Question

A bag contains 5 red balls and 3 green balls. If two balls are drawn at random without replacement, what is the probability that both balls drawn are red?

• A. \( \frac{5}{28} \)
• B. \( \frac{5}{21} \)
• C. \( \frac{3}{14} \)
• D. \( \frac{1}{3} \)

Hint:

When calculating probabilities in dependent events (like drawing without replacement), multiply the probabilities of each step. Always adjust the total number of outcomes after each draw.

Answer 1

The Correct Option is B

We are given a bag containing 5 red balls and 3 green balls, and we are asked to find the probability of drawing two red balls without replacement.

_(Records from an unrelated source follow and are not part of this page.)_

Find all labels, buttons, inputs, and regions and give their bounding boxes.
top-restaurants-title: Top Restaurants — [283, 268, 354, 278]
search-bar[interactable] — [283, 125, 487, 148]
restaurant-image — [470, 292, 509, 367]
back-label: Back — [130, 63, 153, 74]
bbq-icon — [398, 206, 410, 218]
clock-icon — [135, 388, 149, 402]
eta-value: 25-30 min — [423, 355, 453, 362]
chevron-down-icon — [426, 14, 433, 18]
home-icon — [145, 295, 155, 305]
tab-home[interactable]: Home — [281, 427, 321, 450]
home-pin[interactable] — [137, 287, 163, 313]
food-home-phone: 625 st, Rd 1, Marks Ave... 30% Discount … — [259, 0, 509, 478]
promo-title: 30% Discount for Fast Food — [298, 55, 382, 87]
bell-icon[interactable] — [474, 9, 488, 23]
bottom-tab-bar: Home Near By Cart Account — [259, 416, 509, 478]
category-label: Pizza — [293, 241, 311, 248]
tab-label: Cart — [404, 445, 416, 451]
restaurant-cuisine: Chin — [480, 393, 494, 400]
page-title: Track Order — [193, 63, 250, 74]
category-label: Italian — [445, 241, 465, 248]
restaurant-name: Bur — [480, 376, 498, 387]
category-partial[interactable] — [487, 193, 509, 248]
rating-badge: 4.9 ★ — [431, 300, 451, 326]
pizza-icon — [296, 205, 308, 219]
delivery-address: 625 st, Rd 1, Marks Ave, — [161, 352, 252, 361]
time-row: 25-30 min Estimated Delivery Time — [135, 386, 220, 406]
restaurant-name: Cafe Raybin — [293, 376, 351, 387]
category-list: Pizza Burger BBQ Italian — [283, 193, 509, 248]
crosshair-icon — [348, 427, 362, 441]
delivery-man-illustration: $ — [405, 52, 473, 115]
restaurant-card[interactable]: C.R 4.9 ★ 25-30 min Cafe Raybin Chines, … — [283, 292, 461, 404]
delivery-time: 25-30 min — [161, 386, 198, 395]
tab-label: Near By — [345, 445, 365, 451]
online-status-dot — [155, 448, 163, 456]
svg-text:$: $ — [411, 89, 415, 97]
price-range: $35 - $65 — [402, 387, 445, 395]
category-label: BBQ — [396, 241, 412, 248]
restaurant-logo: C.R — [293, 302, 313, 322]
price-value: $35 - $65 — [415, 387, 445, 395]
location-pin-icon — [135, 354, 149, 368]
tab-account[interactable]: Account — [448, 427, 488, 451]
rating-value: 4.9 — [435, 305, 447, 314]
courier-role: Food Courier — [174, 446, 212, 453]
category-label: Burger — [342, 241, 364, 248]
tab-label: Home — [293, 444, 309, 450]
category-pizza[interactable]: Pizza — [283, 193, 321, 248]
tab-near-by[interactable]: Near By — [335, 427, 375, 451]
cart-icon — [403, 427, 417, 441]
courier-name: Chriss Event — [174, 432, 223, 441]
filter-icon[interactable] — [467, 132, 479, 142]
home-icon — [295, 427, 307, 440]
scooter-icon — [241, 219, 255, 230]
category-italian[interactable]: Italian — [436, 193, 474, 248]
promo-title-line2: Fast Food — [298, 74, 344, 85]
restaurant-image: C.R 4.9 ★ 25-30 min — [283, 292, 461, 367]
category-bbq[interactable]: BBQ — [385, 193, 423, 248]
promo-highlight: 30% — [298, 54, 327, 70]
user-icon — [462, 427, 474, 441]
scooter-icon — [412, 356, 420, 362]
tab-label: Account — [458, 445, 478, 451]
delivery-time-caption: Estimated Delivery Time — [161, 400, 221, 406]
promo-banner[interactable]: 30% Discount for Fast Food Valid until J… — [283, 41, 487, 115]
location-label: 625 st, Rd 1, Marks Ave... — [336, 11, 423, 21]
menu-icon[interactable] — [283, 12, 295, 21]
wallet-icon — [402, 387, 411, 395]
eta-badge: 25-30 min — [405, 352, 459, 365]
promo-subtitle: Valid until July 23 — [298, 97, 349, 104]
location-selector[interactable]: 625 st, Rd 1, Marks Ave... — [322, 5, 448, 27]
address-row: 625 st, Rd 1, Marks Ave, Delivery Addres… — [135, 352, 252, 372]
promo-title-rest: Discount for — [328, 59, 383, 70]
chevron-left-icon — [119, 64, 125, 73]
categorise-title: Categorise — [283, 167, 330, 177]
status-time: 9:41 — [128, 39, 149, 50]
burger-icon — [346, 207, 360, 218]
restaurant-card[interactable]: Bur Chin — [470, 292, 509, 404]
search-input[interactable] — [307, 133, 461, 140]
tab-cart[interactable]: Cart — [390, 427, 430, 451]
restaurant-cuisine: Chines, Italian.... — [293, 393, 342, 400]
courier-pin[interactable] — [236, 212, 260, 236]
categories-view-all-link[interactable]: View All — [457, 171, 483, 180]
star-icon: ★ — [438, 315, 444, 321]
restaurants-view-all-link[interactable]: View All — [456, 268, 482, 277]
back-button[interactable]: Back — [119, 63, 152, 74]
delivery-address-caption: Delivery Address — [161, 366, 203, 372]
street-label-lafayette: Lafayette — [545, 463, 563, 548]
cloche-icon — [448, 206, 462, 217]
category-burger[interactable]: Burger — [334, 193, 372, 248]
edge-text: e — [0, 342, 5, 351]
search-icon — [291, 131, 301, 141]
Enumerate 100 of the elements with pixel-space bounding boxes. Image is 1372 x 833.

Step 1: Total number of balls The total number of balls in the bag is: \[ 5 \, \text{(red balls)} + 3 \, \text{(green balls)} = 8 \, \text{balls} \] Step 2: Probability of drawing the first red ball The probability of drawing the first red ball is: \[ P(\text{First red}) = \frac{5}{8} \] Step 3: Probability of drawing the second red ball After drawing the first red ball, there are 4 red balls left and the total number of balls is now 7. Thus, the probability of drawing the second red ball is: \[ P(\text{Second red}) = \frac{4}{7} \] Step 4: Multiply the probabilities Since the events are dependent (we are drawing without replacement), the probability that both balls drawn are red is the product of the individual probabilities: \[ P(\text{Both red}) = P(\text{First red}) \times P(\text{Second red}) = \frac{5}{8} \times \frac{4}{7} = \frac{20}{56} = \frac{5}{21} \] Answer: The probability that both balls drawn are red is \( \frac{5}{21} \), so the correct answer is option (2).